El pesado movimiento de una mano zarandeándole le despertó.

- Eshed, ha amanecido.

Abrió los ojos, parpadeó varias veces.

Sin decir nada, dejó escapar un bostezo que habría desencajado la mandíbula de cualquier otro mortal, y se cubrió la cabeza con la fina manta de tela que le había proporcionado su inesperado compañero de viaje.

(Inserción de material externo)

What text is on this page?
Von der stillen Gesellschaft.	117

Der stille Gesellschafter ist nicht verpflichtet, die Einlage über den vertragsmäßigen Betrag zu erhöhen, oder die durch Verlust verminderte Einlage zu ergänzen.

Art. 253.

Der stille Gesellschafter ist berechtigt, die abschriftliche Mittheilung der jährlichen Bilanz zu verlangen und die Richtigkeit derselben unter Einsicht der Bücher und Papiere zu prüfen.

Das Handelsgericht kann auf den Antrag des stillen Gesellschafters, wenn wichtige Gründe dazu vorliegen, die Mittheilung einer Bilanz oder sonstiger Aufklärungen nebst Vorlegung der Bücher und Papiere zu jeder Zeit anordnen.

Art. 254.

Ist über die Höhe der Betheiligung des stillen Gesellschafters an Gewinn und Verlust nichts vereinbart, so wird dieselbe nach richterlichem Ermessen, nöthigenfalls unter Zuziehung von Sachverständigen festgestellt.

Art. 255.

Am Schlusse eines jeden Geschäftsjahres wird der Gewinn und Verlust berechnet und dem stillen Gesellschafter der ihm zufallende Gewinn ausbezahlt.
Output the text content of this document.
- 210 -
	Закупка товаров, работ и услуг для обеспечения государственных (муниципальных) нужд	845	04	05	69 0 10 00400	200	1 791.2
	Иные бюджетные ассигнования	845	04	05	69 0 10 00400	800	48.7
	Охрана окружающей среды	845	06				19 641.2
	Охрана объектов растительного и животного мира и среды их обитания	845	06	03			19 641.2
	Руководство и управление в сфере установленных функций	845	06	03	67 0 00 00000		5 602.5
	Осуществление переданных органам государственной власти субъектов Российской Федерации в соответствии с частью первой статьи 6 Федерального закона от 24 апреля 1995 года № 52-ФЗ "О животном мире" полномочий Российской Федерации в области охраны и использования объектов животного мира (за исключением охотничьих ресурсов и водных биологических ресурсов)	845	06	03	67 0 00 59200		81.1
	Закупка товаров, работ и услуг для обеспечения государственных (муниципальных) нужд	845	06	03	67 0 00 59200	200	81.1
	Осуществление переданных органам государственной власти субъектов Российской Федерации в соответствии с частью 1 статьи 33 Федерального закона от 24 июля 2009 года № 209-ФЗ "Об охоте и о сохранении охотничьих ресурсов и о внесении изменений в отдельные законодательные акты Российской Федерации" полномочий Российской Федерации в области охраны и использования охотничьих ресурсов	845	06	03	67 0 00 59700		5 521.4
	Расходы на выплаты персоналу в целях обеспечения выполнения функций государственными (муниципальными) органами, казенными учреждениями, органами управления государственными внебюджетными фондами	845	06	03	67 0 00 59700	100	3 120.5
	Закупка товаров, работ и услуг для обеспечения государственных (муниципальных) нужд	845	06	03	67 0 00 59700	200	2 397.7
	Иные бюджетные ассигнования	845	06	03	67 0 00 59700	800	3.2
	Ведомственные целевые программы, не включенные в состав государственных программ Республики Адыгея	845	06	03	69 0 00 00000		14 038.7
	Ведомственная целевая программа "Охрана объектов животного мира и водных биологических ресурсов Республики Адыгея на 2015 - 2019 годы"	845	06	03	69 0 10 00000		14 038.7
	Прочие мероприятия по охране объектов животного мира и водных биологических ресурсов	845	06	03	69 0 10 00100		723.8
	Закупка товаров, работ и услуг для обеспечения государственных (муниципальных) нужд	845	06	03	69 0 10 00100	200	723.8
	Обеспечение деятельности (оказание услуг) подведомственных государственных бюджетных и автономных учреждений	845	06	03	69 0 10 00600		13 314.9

- Cinco minutos más, madre. – Balbuceó Eshed volviendo a cerrar los ojos. – Mañana… - Se giró sobre sí mismo y le dio la espalda a su compañero. – …mañana me levanto dos veces para compensar. -  La mano se volvió más insistente.

- Dylan. – dijo el anciano con voz autoritaria, dejando escapar después un largo suspiro. – No me hagas tirarte un cubo de agua encima. – Amenazó levantándose de dónde estaba y caminando hasta alcanzar las ascuas de lo que la noche anterior había sido una hoguera. – …no otra vez. – Agregó al final, antes de agacharse frente a los rescoldos.

Dejando escapar el quejido de un adolescente contrariado, Eshed se incorporó hasta quedar sentado y miró como Meriador comenzaba a recoger, una a una, todas sus pertenencias.

- ¿Por qué tienes tanta prisa, viejo? Villa Olmo no se va a mover de dónde está. – dijo el mercenario levantándose por completo y estirando, momentáneamente, ambos brazos por encima de su cabeza. – Quiero decir, estas, así como… muy sanote. – Sonrió. – Diría que incluso te quedan unas cuantas primaveras. Casi tres. – Amplió la sonrisa, Meriador enarcó ambas cejas. - Puedes permitirte dormir hasta que el sol está bien alto. – El anciano soltó una carcajada al oír las palabras del alquimista y sacudió la cabeza.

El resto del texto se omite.